Ignatow is truly a philosophical poet, and his poems, like Tolstoy`s novels, ask, How can human beings live? His arena is political, sexual, personal, spiritual, and his search is for the possibility of connections between things. The ”Invocation,” which opens his new book, begins:
Dirt and stone, if I may know you as you know yourselves,
if you do have sense of yourselves,
I walk upon and study you as my next brothers and sisters,
in this only way I know how to think about you.
This suggests the gentleness and darkness in Ignatow`s work, its colloquial ”flat” quality, as of a man musing to himself, his bravery in reaching out to all corners of thought, and his remarkably flexible line.
Ignatow`s work is original and distinctive as poetry can be only when it is grounded in conviction; above all else, his is a poetry of care and compassion.
If Ignatow is a master of the deliberate ”flat” style, Robert Bly is a genius of the elevated ”high” style, in the European tradition of Rilke and Yeats, the lush magical realism of the South Americans like Lorca and Neruda. Yet Bly`s work is truly American, taking its atmosphere of wide empty space from the Midwest, and its unabashed straightforward emotionalism and spiritualism.
The ”Selected Poems” show Bly`s astonishing range and depth and gives evidence of the remarkable contribution he has made to lyric poetry over the last 40 years.
Bly`s greatest gift is vision. He elicits fully the brightness of what is before him. As he remarks in one of his introductory notes, ”The one who writes seeing poems, then, is not the dreamer or the judge, but the giver of attention.” Bly has been both ”dreamer” and ”judge” but also a most loving and careful giver of attention, whether to a dying seal whose ”crown of his head looks like a boy`s leather jacket bending over some bicycle bars” or to water ”kneeling in the moonlight.”
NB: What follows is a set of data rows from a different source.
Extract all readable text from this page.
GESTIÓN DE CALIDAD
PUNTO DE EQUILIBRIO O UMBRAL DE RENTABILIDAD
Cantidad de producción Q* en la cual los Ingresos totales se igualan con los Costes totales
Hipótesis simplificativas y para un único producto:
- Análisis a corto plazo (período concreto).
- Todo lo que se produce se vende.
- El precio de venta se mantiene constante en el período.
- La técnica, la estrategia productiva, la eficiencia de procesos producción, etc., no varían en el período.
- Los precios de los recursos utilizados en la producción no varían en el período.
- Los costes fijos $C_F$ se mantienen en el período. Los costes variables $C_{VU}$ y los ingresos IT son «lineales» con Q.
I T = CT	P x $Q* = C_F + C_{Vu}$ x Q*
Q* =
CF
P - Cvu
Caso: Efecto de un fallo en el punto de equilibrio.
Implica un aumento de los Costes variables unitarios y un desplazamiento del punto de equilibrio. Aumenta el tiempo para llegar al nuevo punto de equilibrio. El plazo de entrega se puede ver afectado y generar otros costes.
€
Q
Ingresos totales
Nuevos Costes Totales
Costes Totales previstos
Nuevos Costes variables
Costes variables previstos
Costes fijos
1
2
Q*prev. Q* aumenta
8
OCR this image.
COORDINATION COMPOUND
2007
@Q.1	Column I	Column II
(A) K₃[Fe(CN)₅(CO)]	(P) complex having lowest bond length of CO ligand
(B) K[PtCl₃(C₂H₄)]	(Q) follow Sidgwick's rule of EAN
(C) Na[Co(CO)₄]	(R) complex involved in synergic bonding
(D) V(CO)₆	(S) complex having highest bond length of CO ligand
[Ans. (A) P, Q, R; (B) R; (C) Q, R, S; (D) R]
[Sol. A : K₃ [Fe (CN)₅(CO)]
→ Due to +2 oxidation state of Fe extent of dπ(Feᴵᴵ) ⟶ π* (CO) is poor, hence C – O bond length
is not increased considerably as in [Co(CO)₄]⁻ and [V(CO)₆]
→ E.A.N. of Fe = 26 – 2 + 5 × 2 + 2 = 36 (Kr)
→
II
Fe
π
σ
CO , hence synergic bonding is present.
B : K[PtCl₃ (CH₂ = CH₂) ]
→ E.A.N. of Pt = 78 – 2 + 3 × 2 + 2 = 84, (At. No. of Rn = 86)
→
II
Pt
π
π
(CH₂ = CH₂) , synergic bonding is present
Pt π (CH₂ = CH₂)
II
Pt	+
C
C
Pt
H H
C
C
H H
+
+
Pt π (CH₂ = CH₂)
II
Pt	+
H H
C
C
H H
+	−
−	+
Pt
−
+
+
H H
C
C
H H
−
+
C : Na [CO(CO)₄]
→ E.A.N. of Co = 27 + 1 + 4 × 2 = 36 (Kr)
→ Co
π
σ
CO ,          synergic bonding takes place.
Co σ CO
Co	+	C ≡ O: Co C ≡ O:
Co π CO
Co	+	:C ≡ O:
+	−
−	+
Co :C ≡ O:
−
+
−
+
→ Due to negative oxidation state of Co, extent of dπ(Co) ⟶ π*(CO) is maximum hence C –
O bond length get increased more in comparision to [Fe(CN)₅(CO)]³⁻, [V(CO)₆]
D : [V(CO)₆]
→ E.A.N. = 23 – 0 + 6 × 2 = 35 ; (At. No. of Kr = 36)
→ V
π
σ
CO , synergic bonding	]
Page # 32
This attentiveness makes a poet like Bly especially vulnerable to the subject of his art. The lyric poet provides a reflecting light–perhaps this is why moonlight is so often conjured in Bly`s work, as it was in the work of the Romantics–and the poem is exactly as serious as the subject it reflects upon.
At nearly the physical and surely the emotional center of Bly`s
”Selected Poems” is his most brilliant and powerful light, ”The Teeth Mother Naked at Last,” and his energy as a poet visibly builds toward and gradually recedes from those most masterful and devastating poems of political and spiritual anguish. Bly`s books since then have constituted a retreat from the fiery center, a regrouping of strength, experimentation and–perhaps–a readying for his next great leap, which will doubtless lie in some direction that no one–including Bly himself–could predict.
Bly has never hesitated to cross into sentimentality or even absurdity, and occasionally he is guilty of both (”There is a joyful night in which we lose / Everything, and drift / Like a radish”) but unevenness has been the blessing and curse of all lyric genius–the greater the genius, it seems, the more jagged the achievement, as proved by both Coleridge and Keats. Bly`s poetry has a purity and heroism worthy of our finest poets, and his greatest work may yet be before him.